What happened on the first Pentecost was that the apostles were changed. The insiders learned to speak a new language; that of the outsider. The comfortable thing for the church, the easy thing then and now, is for God to change the outsider to be like us. The hard thing for the church and for the Christian is to be changed. Being mindful that it is Pentecost, we might say that it easier for the outsider to be purified by God’s fire, than for the insider who feels no need for purification … or has lost sight of what it might mean. The easy thing is for someone else to repent. The hard thing is for us to turn around.
It is a human trait that we want everyone to be like us. But one of the consequences of the resurrection is to see old, uncomfortable things in a new light. Seeing health where once there was disease. Seeing love where once there was fear. Seeing peace when the call to arms is so loud. Observing death but overlooking life.
One of the most powerful evangelism tools we have is to change how we view our families and friends, our neighbours and work colleagues, to name a few examples. Do we see Jesus in them? Do we find ourselves resurrected to a new life? Are we willing to learn the language of what it is like to be the bottom 10% of society rather than wherever we are? Are we willing to learn how to speak like someone who has no health insurance, no money for an interstate holiday, and who lives in fear that the loss of one pay cheque will be a disaster? Can we make connections with people who have always, and usually rightfully so, feared the affluence and hubris of Christian churches and their members? The church exists for those who are not yet its members but are they aware of that? What do I express by my actions, what do I exemplify by my deeds?

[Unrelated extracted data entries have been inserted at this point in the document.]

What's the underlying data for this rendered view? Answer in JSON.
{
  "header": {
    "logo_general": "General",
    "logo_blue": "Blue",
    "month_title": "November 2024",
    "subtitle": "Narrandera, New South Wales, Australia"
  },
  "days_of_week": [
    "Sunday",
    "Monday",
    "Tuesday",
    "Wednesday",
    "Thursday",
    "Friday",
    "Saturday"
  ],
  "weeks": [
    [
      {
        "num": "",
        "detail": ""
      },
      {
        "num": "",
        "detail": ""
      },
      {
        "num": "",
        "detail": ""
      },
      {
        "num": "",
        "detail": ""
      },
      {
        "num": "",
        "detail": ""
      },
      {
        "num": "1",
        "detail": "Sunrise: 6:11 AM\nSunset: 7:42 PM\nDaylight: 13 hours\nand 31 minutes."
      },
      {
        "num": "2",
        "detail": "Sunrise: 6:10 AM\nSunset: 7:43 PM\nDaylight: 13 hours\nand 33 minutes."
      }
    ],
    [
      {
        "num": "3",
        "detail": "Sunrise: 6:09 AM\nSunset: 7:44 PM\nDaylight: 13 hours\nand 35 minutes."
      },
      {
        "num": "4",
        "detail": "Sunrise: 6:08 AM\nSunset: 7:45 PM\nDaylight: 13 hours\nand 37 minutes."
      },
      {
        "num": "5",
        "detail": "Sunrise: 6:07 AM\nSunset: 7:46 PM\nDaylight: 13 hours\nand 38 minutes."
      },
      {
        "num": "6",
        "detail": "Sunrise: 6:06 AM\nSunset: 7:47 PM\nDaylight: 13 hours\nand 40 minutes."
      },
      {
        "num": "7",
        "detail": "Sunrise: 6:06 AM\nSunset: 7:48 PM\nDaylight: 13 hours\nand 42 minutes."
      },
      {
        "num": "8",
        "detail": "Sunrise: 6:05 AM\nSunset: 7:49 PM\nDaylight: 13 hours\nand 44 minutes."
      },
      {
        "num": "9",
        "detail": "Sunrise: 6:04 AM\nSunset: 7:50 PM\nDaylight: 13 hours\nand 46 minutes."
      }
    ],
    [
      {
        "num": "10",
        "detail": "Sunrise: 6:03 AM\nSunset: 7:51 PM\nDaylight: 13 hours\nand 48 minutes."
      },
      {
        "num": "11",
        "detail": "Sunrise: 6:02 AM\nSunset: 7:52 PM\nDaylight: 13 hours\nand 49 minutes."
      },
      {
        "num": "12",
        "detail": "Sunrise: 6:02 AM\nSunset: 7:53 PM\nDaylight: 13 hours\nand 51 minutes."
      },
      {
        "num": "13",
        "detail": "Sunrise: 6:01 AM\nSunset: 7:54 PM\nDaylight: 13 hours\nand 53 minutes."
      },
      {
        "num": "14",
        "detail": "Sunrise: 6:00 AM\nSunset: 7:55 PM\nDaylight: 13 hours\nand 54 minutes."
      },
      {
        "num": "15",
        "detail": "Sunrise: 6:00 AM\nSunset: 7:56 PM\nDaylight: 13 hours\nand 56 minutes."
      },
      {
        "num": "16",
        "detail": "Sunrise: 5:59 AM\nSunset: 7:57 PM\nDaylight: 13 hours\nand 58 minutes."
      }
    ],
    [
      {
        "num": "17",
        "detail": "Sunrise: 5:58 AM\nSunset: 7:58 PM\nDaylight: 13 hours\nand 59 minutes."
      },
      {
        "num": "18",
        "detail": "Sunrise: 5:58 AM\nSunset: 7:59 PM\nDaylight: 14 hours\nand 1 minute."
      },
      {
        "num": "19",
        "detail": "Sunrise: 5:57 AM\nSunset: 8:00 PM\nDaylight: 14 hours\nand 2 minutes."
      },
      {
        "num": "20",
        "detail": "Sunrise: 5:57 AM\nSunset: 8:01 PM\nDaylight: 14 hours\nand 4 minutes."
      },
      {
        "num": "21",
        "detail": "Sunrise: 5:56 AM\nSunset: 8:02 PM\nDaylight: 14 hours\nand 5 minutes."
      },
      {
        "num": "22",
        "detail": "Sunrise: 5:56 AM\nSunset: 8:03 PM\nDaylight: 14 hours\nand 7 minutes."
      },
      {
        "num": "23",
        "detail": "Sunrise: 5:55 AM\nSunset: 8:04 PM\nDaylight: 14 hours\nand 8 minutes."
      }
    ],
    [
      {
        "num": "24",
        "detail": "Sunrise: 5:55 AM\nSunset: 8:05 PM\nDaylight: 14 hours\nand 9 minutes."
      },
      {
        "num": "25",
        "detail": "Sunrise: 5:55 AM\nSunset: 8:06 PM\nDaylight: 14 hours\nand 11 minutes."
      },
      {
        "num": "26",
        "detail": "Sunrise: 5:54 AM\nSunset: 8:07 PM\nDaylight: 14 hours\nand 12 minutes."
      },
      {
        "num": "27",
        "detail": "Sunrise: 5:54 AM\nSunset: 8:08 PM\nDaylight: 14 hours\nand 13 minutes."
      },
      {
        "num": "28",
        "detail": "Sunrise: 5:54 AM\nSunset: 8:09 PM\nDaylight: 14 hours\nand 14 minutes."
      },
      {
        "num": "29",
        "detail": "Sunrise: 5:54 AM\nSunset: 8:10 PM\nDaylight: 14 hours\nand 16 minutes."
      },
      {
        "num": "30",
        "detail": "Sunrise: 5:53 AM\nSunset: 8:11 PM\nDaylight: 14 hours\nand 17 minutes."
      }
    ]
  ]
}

Do I display any signs that the kingdom of God has come nearer?
If we are willing to reflect and to learn, then there is a chance for the church to bind up old wounds and heal them, to show the power of love to overcome animosity, to bring hope that the future for every person does not have to resemble the past. That is resurrection. Can we speak the language of the world in ways that makes the average person, standing on the edge of respectability or security or fear, find meaning and purpose … and even hope and joy? If we do, then it is Pentecost all over again, and this long-preserved biblical story from the book of Acts will once again occur. Amen.